For the past few days, a photo has ignited social networks. We see Moroccan students on the back of donkeys, their only means of transport to reach their school, in the vicinity of Meknes. As soon as published, the photo sparked a waltz of criticism on the Web, reports the daily Al Akhbar in its September 23 issue.
According to the sources ofAl Akhbar, this photo was taken in the commune of Ain Jemaa, located in the province of Meknes. Asked by the newspaper, an associative actor and member of the Chamber of Agriculture of the Fez-Meknes region, Driss Bakhlo, affirms that this photo reflects part of the suffering of the students of Chaabanate and Ait Addi.
According to Driss Bakhlo, the pupils of these communes located in the province of Meknes are forced to go to their school on donkeys, for lack of means of transport. Still according to this associative actor, the requests of the parents of pupils and civil society addressed to the local authorities to provide school transport have remained unanswered.

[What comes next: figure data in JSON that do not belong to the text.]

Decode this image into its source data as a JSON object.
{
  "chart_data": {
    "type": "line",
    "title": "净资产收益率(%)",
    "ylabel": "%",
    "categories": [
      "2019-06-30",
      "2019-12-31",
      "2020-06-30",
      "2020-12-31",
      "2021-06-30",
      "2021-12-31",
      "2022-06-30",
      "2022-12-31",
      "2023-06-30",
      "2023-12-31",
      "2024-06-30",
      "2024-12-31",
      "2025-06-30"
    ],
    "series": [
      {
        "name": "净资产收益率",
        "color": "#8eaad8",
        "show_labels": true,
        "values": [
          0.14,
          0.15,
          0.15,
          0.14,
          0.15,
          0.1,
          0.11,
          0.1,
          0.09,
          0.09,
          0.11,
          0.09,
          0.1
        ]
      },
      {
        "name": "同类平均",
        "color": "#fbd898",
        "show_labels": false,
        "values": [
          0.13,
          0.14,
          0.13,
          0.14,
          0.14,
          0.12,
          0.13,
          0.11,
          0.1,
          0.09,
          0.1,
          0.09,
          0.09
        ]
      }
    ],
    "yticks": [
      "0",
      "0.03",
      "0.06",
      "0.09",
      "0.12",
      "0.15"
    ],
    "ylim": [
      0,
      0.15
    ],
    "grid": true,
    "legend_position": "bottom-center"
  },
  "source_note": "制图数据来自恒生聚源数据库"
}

This problem is not the prerogative of these municipalities located next to Meknes. According to the newspaper’s sources, several rural communes suffer from the scarcity, if not the absence, of school transport, forcing students to reach their school on donkeys. One factor, among others, which would explain the high dropout rate in rural areas.

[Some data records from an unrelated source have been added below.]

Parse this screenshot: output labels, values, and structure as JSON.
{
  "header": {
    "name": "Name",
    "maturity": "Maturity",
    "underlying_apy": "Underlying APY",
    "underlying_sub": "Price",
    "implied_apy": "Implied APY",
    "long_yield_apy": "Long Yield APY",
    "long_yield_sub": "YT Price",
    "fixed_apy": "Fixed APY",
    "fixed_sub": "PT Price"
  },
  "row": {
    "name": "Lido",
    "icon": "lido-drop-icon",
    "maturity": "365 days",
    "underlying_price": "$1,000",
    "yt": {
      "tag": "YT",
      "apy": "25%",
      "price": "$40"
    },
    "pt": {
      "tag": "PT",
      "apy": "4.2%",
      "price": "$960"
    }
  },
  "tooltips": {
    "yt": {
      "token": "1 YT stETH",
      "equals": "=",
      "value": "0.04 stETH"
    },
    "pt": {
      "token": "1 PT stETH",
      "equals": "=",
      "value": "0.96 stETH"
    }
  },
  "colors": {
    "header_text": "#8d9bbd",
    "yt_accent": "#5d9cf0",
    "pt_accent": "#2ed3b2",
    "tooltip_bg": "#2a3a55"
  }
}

As a reminder, the Minister of National Education, Preschool and Sports, Chakib Benmoussa, revealed at the end of June that more than 331,000 students leave school in Morocco each year. According to the supervisor, the school dropout rate is around 5.3% on average in the public sector and 5.9% in rural areas.
Aware of this reality, the supervisory ministry has put in place a strategy to fight against school wastage, through the generalization of preschool education and the widening of the school offer, as well as the generalization of communal schools in rural. 250 new schools will be built in these areas.